MINNEAPOLIS (WCCO) -- Colin Cooley of Burnsville beat lymphoma four years ago, but the lymphoma came back in a different spot two years later.

"Chemo wasn't cutting it," Cooley said. "It was keeping it in check, but it wasn't getting rid of it."

He decided to undergo a clinical trial at the University of Minnesota. He received a gene therapy called CAR-T and is now cancer-free.

The FDA approved CAR-T Wednesday as the first type of gene therapy in the United States.

The treatment has been called a breakthrough in the fight against cancer. It is only approved right now to treat children with acute lymphoblastic leukemia, but doctors are excited about its potential for other cancers and diseases.

Doctors at the Masonic Cancer Center, University of Minnesota's Goldy vs. Cancer Day at the Minnesota State Fair called the therapy "a major leap."

"We're able to take a patient's own cells and turn them into something that can actually attack their specific cancer," said Dr. Edward Greeno, medical director of the University of Minnesota's Masonic Cancer Clinic. "Many people have referred to this as 'living cancer' because we're taking live cells and turning them into your treatment."

First, a patient's blood is drawn and their T-cells, or immune cells, are separated out. Those T-cells are then sent to a laboratory to be genetically modified and reprogrammed to zero in on the cancer.

Those modified cells are then multiplied in the lab before being returned to the patient via blood.
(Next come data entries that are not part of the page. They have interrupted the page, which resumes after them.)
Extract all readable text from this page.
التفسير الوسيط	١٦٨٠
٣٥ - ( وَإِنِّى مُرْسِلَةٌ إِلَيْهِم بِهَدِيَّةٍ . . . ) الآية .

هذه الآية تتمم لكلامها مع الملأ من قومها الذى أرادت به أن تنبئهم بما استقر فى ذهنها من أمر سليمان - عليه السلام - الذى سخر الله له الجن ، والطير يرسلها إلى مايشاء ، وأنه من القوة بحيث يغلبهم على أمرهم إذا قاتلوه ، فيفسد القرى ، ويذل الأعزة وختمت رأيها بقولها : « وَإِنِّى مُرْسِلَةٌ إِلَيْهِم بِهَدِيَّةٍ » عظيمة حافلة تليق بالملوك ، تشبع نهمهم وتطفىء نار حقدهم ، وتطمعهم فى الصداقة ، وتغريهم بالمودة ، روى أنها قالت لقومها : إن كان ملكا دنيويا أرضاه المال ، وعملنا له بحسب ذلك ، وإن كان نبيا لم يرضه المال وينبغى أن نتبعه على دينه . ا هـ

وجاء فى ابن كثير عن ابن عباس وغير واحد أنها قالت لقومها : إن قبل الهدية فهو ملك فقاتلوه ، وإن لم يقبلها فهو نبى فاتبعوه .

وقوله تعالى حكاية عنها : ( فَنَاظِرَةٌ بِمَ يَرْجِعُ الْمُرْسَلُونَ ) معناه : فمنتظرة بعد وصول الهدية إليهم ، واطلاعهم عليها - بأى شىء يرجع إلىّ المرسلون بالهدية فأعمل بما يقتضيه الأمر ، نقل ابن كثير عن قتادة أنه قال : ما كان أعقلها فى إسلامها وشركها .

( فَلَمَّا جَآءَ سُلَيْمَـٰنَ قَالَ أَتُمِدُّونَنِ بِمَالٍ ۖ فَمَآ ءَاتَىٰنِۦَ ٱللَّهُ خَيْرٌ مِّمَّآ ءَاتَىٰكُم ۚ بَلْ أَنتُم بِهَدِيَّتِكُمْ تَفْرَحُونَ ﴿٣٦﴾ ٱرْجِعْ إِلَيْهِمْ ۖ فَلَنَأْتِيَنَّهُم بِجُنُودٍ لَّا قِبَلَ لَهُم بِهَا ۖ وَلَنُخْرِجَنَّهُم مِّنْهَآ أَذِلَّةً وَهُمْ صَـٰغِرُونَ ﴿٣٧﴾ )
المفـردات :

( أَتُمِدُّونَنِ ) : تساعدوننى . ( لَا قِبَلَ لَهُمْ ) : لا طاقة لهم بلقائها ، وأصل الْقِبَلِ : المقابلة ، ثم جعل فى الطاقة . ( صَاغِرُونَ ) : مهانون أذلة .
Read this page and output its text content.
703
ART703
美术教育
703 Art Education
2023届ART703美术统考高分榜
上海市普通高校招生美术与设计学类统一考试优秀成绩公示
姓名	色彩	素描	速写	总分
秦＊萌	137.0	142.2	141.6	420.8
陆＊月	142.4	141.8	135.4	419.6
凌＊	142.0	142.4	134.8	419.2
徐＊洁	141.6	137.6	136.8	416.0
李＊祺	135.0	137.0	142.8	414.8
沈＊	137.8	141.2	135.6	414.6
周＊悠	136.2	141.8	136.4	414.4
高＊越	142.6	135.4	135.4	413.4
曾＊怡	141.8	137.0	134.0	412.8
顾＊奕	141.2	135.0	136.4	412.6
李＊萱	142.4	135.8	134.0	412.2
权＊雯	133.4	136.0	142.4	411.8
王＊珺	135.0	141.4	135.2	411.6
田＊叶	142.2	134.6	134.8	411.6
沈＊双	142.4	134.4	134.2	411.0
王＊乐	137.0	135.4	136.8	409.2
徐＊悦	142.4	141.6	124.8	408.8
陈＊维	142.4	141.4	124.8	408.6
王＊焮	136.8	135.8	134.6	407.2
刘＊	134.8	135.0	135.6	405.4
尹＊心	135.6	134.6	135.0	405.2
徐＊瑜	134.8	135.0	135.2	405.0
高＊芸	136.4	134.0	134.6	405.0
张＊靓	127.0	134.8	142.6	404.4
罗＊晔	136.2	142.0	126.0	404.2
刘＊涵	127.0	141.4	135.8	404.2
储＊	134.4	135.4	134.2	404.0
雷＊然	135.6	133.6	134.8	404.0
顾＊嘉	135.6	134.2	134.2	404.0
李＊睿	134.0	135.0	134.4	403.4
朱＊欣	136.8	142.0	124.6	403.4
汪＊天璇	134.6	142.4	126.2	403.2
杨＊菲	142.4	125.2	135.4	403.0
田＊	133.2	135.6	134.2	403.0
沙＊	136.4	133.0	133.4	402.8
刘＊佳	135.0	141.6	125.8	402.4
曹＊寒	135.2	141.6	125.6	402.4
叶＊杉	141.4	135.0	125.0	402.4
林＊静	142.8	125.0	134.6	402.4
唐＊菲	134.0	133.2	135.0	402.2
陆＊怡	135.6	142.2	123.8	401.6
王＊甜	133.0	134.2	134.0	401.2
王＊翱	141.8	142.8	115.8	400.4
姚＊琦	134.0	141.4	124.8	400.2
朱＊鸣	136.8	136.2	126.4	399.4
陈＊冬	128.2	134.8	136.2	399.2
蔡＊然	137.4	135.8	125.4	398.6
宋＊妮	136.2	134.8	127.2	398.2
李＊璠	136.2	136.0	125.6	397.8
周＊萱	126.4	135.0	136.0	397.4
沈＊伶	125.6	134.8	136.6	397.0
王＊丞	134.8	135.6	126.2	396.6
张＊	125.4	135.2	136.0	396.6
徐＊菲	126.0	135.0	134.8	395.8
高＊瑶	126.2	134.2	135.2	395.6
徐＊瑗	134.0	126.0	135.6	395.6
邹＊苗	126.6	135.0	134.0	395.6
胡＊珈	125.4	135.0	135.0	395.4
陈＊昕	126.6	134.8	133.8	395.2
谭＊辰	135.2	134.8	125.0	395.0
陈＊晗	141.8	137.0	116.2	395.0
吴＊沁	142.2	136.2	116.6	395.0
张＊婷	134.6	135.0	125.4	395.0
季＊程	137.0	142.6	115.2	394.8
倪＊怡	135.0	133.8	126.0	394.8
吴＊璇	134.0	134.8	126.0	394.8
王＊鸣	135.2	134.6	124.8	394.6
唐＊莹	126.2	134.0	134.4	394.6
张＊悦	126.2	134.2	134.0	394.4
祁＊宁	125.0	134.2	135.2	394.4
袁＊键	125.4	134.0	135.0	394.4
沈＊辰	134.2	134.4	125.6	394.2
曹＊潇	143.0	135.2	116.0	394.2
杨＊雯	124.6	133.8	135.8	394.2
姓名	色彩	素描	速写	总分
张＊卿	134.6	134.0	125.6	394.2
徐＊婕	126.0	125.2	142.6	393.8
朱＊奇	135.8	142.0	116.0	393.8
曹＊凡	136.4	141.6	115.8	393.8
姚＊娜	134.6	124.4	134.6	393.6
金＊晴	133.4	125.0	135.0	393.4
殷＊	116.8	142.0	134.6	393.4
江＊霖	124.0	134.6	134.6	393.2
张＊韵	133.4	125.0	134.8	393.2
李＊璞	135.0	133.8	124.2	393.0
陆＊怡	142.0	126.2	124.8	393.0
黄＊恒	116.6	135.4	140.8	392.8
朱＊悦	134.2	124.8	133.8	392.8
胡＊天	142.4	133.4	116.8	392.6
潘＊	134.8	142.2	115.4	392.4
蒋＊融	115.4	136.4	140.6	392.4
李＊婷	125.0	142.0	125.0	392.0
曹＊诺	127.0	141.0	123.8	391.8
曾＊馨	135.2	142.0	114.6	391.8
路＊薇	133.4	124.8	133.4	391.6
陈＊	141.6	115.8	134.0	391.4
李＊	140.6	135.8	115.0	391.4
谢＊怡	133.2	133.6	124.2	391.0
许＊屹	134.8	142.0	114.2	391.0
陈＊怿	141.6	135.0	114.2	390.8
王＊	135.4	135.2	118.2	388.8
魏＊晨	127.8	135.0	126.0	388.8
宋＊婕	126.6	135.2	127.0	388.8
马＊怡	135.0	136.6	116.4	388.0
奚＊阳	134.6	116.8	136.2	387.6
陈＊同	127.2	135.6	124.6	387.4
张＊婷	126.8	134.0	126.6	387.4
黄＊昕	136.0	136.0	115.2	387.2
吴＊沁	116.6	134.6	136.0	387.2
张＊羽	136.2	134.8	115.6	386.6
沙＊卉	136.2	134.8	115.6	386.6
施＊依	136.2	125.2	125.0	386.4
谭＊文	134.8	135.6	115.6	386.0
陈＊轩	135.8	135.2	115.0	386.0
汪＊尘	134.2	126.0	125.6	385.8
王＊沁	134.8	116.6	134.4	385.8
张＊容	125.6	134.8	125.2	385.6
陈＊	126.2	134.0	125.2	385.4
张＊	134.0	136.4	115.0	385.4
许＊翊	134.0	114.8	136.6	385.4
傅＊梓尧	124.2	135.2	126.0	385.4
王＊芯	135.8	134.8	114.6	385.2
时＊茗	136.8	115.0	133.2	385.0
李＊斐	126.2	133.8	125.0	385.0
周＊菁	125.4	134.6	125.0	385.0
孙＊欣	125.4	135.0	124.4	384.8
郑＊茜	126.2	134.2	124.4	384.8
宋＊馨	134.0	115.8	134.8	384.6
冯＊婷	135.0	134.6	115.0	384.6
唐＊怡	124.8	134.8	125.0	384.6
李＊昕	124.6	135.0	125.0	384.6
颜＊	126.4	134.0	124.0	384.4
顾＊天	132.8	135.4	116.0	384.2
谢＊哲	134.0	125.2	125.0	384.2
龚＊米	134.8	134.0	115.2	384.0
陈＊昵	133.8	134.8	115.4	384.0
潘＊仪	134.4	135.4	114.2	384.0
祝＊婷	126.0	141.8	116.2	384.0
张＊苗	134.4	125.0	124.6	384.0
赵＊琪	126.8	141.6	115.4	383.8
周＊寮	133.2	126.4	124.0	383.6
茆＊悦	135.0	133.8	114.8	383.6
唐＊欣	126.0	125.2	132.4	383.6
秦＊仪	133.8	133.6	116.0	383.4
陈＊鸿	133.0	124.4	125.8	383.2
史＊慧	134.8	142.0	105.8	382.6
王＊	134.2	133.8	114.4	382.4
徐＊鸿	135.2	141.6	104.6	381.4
They are essentially revved-up cells that are missiles for the cancer.

In one significant study, 83 percent of the patients who received CAR-T went into remission.

This treatment is expected to be offered for lymphoma patients next year. Dr. Greeno says it could be decades, though, before it's offered to patients with other types of cancer.

Right now, it's expensive -- almost $500,000 -- and used mostly on patients when other methods of treatment, like chemotherapy, have failed.

"Before I didn't know if I'd be here in three or four or five years, I didn't know," Cooley said. "Now I feel like I have a new lease, some minor issues, but a new lease on life, and that's pretty exciting."